With excellent views of Mounts Iliamna and Redoubt, this park is known for legendary salmon runs and razor clamming
Halibut and king salmon make Deep Creek State Recreation Area a popular destination for anglers, and the abundance of razor clams reels in clam diggers. With two scenic overlooks and an exciting array of wildlife in the area, the area is an attractive spot for spending the night.
The recreation area is located near the town of Ninilchik. Historically an area used by Dena'ina Indians for fishing, Ninilchik is also the oldest settlement on the Kenai Peninsula. The Russian-American Company established Ninilchik in the 1820s for its elderly and disabled employees, who could not endure the long journey back to Russia. Other Russian settlers soon congregated there, and in 1901, the settlers constructed the community’s Russian Orthodox Church. After Russia sold Alaska to the United States in 1867, most residents elected to stay and today their descendants form the core of the present community.
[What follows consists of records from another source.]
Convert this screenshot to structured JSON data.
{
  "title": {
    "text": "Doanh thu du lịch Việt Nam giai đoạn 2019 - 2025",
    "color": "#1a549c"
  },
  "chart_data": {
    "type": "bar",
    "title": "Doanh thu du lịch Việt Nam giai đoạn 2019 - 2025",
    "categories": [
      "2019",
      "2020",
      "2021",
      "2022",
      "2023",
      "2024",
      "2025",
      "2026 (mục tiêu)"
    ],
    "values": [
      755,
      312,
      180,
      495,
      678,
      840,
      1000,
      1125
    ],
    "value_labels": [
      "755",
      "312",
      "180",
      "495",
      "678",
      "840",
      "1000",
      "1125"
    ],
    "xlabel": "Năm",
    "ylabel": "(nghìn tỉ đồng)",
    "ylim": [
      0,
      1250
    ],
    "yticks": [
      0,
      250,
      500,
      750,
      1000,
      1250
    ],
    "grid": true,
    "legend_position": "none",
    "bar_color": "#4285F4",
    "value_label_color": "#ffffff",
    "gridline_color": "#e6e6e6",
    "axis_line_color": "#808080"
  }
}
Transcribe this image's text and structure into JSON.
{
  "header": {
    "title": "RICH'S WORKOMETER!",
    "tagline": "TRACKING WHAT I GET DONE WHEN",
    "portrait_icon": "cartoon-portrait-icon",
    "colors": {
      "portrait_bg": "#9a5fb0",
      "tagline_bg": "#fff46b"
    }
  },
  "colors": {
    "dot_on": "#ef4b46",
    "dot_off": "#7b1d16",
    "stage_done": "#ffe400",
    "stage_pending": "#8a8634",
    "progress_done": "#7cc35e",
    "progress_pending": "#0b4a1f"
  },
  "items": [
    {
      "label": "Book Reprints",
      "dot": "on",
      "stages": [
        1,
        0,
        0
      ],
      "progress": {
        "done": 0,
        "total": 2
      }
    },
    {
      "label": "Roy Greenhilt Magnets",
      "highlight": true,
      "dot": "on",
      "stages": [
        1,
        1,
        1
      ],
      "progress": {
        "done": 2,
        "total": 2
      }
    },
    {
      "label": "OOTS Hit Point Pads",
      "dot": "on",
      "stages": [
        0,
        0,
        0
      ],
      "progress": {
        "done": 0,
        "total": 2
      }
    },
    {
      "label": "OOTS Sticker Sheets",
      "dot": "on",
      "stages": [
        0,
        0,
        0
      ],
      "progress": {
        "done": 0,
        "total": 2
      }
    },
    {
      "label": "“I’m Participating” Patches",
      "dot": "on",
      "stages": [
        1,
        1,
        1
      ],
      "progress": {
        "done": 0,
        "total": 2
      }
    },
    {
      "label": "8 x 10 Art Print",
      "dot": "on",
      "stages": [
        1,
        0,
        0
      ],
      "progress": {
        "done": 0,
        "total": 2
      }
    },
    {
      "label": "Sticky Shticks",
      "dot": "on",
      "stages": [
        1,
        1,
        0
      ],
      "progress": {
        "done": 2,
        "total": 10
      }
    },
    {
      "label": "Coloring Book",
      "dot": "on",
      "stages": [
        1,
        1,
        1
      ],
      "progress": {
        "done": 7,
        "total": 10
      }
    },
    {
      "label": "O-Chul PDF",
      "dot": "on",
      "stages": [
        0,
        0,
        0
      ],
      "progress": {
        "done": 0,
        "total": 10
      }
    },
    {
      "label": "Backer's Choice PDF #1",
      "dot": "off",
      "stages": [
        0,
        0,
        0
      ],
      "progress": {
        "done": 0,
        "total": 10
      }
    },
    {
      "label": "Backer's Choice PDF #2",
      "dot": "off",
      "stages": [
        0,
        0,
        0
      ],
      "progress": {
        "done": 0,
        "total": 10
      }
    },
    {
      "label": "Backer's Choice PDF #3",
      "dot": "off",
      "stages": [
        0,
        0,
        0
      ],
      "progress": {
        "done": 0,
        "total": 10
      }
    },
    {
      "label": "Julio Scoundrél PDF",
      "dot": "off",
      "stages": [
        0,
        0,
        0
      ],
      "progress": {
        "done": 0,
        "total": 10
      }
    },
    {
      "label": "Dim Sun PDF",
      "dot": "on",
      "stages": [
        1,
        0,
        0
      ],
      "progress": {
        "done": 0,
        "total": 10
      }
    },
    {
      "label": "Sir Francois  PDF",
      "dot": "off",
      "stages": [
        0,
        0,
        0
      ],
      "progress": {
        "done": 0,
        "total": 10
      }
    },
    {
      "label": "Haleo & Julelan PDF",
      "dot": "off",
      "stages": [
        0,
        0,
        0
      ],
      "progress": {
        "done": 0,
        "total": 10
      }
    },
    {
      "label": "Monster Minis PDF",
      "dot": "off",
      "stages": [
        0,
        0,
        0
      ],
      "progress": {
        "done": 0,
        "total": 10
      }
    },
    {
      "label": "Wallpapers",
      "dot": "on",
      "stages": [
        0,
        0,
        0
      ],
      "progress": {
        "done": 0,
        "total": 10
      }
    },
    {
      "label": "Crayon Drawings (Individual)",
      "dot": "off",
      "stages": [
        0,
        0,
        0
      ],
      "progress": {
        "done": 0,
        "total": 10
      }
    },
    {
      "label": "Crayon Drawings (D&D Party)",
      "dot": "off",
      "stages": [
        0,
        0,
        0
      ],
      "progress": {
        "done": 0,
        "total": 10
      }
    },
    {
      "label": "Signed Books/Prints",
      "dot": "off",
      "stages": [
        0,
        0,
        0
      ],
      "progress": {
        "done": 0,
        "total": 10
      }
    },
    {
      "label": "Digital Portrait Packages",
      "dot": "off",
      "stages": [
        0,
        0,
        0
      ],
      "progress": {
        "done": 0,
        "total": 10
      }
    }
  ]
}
Located off the Sterling Highway near Ninilchik, the heart of the recreation area is adjacent to the shores of Cook Inlet and includes a campground and day use area along the beach where Deep Creek enters the ocean. Deep Creek Beach is among the most popular places for razor clam digging in Alaska. Just north of the campground is Deep Creek North Scenic Overlook, which also provides access to salmon fishing along Deep Creek. Just to the south is Deep Creek South Scenic Overlook, a day-use area with great views of Mount Iliamna and Mount Redoubt across Cook Inlet.
The beaches from Clam Gulch to Ninilchik are the most popular areas for digging razor clams in Alaska. The razor clam, a filter feeder, relies on plankton for food. The life cycle of the razor clams is simple and unique. Razor clams usually reproduce first at age four to five, and live about 14 to 18 years. Reproduction is triggered when Cook Inlet waters reach a temperature of about 55 degrees Fahrenheit, usually between late July and early August.
The area is habitat for bald eagles, which are visible year-round in any of the three units. In the month of May, sandhill cranes and other shore birds inhabit the saltwater marsh. Whales, seals and otters can also be seen offshore in warmer months.
In addition to razor clamming, the halibut in Cook Inlet and king salmon runs at Deep Creek are legendary, making the campsites in the park very much in demand in the summer. The beaches along Cook Inlet are popular areas to ride ATV's.